Solve $\int\frac{1}{\sqrt{9-4x^2}}dx$

Question

I need to solve $$\int\frac{1}{\sqrt{9-4x^2}}dx$$

The first thing that came to my mind was that $9-4x^2$ can be expressed as a difference of squares, because $9-4x^2=3^2-(2x)^2=(3-2x)(3+2x)$.

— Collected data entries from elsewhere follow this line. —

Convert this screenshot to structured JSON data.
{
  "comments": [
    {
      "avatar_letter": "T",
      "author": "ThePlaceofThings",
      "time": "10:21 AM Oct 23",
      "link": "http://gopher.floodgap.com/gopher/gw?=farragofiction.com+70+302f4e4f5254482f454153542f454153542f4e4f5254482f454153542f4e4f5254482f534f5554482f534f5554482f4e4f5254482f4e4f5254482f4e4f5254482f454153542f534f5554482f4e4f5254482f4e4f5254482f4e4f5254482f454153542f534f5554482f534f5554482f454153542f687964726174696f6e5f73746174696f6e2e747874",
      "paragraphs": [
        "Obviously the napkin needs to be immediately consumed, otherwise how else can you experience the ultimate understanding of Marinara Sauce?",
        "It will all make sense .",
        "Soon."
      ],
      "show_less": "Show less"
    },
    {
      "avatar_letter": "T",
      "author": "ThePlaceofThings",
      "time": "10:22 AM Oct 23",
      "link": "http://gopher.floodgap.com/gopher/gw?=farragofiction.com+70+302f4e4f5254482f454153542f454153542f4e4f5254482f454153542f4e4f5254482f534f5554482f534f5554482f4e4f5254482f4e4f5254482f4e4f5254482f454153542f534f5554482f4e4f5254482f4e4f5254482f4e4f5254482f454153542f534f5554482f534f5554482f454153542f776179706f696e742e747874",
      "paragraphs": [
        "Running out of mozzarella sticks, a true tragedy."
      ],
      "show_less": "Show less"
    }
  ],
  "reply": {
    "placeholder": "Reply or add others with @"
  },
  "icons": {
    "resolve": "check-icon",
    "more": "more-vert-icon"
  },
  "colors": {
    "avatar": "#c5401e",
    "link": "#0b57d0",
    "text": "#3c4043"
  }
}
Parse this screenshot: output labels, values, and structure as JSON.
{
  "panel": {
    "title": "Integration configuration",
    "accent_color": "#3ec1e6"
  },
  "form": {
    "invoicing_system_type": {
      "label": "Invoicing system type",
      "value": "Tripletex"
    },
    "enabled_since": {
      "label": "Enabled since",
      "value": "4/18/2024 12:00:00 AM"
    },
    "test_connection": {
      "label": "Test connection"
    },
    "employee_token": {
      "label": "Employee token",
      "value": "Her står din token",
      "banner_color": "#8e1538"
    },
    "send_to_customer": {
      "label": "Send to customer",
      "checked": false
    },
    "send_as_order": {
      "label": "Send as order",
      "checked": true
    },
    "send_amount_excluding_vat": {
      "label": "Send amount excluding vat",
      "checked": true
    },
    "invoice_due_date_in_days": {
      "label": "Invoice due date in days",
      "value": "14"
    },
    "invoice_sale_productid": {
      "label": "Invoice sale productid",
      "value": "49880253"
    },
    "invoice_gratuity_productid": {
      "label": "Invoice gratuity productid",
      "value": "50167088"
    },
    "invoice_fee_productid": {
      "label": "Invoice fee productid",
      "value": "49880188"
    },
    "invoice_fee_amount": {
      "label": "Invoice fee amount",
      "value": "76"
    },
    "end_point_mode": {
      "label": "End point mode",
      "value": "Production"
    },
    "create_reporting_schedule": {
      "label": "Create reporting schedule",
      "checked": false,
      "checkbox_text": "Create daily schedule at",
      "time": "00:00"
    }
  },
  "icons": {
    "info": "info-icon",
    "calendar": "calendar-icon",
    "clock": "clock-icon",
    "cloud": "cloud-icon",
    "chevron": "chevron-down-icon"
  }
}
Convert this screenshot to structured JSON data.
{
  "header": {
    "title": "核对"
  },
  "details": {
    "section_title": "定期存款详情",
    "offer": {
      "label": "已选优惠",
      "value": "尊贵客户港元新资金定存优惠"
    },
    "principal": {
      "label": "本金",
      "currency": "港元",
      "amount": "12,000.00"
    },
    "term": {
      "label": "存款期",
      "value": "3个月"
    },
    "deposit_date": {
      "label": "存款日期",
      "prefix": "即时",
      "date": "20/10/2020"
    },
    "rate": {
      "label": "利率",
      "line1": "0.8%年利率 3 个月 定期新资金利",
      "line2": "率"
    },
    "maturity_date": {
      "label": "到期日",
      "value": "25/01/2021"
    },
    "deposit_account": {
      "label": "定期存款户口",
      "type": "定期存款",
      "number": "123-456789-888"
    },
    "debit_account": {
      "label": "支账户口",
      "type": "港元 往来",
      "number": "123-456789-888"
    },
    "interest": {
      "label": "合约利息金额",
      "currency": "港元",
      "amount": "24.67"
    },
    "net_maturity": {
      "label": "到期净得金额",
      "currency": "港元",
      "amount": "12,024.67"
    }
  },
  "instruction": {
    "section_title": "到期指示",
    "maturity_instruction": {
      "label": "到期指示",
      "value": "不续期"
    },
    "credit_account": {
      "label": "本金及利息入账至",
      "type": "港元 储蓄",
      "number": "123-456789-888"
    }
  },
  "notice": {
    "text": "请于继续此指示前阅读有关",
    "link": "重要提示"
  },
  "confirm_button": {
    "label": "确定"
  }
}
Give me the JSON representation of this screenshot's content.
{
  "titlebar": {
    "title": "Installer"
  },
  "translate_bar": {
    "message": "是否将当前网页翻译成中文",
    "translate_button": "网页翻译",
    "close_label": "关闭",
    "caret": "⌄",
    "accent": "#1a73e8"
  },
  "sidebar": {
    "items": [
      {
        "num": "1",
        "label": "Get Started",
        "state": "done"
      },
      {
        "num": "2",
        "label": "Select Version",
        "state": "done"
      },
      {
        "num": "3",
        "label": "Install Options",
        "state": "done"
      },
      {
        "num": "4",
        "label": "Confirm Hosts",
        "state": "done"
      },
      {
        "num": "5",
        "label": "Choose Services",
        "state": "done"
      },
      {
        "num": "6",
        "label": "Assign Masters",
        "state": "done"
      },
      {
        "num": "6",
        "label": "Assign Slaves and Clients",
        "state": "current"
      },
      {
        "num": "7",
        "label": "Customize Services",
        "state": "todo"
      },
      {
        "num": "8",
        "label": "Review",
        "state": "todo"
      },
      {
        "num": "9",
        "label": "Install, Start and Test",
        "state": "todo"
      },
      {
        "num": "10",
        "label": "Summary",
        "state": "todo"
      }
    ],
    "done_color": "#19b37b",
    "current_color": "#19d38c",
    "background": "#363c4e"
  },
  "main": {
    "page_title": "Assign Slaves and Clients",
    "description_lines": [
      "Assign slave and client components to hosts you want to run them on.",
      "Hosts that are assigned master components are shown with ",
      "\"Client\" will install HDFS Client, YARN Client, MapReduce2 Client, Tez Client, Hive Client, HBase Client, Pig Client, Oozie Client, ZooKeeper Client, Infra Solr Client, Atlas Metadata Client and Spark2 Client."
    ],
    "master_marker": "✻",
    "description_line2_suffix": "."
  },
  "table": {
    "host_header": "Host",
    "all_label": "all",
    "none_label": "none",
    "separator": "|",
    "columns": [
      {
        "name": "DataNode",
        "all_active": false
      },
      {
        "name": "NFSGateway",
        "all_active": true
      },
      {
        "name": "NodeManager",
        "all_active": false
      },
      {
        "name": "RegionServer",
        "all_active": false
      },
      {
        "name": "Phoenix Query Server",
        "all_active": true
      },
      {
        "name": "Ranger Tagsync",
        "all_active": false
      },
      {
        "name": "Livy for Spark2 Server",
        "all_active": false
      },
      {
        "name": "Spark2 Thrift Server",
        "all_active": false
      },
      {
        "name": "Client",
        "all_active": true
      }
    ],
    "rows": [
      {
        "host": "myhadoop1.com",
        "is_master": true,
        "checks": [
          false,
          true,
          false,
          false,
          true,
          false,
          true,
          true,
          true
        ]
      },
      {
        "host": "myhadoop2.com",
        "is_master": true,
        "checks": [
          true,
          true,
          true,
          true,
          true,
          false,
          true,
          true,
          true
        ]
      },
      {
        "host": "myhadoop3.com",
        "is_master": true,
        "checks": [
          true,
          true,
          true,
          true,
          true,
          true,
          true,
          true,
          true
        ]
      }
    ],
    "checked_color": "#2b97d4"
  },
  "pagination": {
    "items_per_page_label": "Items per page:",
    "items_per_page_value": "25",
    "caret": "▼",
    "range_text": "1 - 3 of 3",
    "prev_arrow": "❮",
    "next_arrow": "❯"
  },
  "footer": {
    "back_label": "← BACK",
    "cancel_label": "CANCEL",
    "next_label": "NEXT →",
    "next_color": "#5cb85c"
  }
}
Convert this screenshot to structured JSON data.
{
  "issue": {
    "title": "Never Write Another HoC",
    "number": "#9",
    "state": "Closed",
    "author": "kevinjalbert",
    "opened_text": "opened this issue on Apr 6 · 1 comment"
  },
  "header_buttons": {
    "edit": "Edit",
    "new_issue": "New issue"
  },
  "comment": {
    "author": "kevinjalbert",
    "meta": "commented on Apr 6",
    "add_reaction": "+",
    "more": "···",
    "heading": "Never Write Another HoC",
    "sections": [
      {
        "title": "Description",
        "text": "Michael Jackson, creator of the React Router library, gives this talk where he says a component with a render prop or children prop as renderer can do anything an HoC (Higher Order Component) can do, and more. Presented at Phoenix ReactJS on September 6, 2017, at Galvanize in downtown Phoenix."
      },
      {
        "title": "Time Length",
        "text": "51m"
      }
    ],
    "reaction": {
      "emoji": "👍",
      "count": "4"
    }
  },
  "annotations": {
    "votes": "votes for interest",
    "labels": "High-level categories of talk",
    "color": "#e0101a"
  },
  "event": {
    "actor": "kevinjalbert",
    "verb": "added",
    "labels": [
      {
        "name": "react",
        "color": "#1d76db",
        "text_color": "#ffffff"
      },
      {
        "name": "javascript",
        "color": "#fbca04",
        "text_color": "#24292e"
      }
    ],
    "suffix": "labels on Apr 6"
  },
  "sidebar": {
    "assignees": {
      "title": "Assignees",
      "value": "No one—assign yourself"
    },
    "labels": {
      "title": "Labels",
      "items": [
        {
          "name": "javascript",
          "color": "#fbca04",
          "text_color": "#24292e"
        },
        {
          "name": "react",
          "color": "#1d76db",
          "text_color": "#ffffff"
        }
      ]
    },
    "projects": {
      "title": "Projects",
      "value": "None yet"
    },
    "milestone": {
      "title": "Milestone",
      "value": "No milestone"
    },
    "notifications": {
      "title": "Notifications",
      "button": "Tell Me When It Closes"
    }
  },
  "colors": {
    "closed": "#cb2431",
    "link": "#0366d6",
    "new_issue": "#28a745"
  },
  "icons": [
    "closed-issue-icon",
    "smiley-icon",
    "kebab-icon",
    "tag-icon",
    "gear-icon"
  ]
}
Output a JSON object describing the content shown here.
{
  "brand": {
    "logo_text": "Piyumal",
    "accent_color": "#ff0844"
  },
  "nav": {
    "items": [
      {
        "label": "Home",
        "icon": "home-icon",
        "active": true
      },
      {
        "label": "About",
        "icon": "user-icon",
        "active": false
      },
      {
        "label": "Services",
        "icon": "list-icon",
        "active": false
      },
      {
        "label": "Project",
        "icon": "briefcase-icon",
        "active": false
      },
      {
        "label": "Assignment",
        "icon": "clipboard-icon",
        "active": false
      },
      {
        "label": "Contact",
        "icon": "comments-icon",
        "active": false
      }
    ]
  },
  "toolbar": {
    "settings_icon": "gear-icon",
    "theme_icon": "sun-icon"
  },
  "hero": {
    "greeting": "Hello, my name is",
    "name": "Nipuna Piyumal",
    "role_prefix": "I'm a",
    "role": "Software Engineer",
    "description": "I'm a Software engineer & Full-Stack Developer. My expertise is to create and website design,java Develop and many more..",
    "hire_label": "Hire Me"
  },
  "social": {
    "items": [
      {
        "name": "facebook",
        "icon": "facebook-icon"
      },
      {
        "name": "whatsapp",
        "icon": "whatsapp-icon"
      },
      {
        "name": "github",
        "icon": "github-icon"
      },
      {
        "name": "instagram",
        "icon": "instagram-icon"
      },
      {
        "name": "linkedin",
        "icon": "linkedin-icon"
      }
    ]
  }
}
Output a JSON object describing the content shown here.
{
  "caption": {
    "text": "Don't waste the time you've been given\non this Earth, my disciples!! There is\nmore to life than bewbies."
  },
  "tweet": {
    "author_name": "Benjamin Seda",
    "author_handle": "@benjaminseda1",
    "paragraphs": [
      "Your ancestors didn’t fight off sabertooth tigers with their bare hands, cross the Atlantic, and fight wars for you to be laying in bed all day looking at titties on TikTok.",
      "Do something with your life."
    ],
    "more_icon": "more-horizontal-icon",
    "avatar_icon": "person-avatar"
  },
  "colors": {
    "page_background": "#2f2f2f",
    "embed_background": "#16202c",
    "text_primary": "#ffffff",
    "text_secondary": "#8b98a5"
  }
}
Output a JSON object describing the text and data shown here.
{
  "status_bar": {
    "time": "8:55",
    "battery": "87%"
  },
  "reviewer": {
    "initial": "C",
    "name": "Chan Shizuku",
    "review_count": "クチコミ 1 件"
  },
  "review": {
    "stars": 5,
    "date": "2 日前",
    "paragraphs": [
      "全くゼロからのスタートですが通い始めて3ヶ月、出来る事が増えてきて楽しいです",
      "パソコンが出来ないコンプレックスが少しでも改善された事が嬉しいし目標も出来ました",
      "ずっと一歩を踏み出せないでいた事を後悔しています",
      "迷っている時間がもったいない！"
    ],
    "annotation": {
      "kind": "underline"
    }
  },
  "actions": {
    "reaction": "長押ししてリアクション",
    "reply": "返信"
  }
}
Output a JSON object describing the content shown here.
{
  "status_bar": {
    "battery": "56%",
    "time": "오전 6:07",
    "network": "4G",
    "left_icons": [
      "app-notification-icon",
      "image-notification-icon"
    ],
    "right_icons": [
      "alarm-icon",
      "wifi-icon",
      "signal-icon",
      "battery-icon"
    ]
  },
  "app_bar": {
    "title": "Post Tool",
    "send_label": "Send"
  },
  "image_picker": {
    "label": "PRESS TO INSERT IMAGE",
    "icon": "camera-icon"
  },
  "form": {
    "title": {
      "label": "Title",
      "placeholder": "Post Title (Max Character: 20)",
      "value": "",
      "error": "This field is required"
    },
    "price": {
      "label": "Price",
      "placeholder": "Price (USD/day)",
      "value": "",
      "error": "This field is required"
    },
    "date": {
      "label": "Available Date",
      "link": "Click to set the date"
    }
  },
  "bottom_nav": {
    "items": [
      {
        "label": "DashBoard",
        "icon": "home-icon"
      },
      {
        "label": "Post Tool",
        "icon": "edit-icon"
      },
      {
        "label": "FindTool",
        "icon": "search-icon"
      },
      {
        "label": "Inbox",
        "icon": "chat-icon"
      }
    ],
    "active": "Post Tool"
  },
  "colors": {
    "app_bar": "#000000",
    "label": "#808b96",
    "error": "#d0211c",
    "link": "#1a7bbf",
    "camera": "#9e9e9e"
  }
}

This factorized form looked more promising, so I went on with it and my integral became

$$\int\frac{1}{\sqrt{(3-2x)(3+2x)}}dx$$

Here, finding no promising way to move on, I thought perhaps a substitution was in order. So I let $u=3-2x$, $du=-2dx$. From this it follows too that $3+2x=6-u$- Then $(3-2x)(3+2x)=u(6-u)$. Then I had

$$-\frac{1}{2}\int\frac{1}{\sqrt{u(u-6)}}du$$

This looks much nicer, but I have not found any way to continue from here. Going back to the beginning I find no other good ways to solve the problem. So I'm either missing another path to follow (different from factorizing and then substituting) or I did take the right approach but can't solve this last integral. Any suggestions?

Answer 1

$$\int\frac{1}{\sqrt{9-4x^2}}\,\mathrm{d}x=\frac 13\int\frac{1}{\sqrt{1-\frac 49x^2}}\,\mathrm{d}x$$ Then substitute $t=\frac 23 x \Rightarrow \mathrm{d}x=\frac 32 \mathrm{d}t$ to obtain $$\frac 12\int\frac{1}{\sqrt{1-t^2}}\,\mathrm{d}t $$ What is the derivative of $\arcsin t$?

Answer 2

HINT

After the substitution $x =\frac{3}{2}\sin u$ we get $$ \sqrt{9-4x^2} = \sqrt{9 - 9\sin^2 u} = 3 \cos u. $$

Can you complete this?

Answer 3

Let $\sin t = \frac23 x$. Then,

$$\int\frac{dx}{\sqrt{9-4x^2}} =\frac12 \int \frac{\cos t dt}{\sqrt{1-\sin^2 t}} =\frac 12 \int dt =\frac12t+C=\frac12 \sin^{-1}\frac{2x}3+C$$

Answer 4

Let $x=\frac{3}{2}\sin\left(t\right)$ then $dx=\frac{3}{2}\cos\left(t\right)d\left(t\right)$:

$$\int_{2}^{4}\frac{1}{\sqrt{9-4x^{2}}}$$$$=\frac{1}{2}\int_{ }^{ }d\left(t\right)=\frac{1}{2}t+C$$$$=\frac{1}{2}\arcsin\left(\frac{2}{3}x\right)+C$$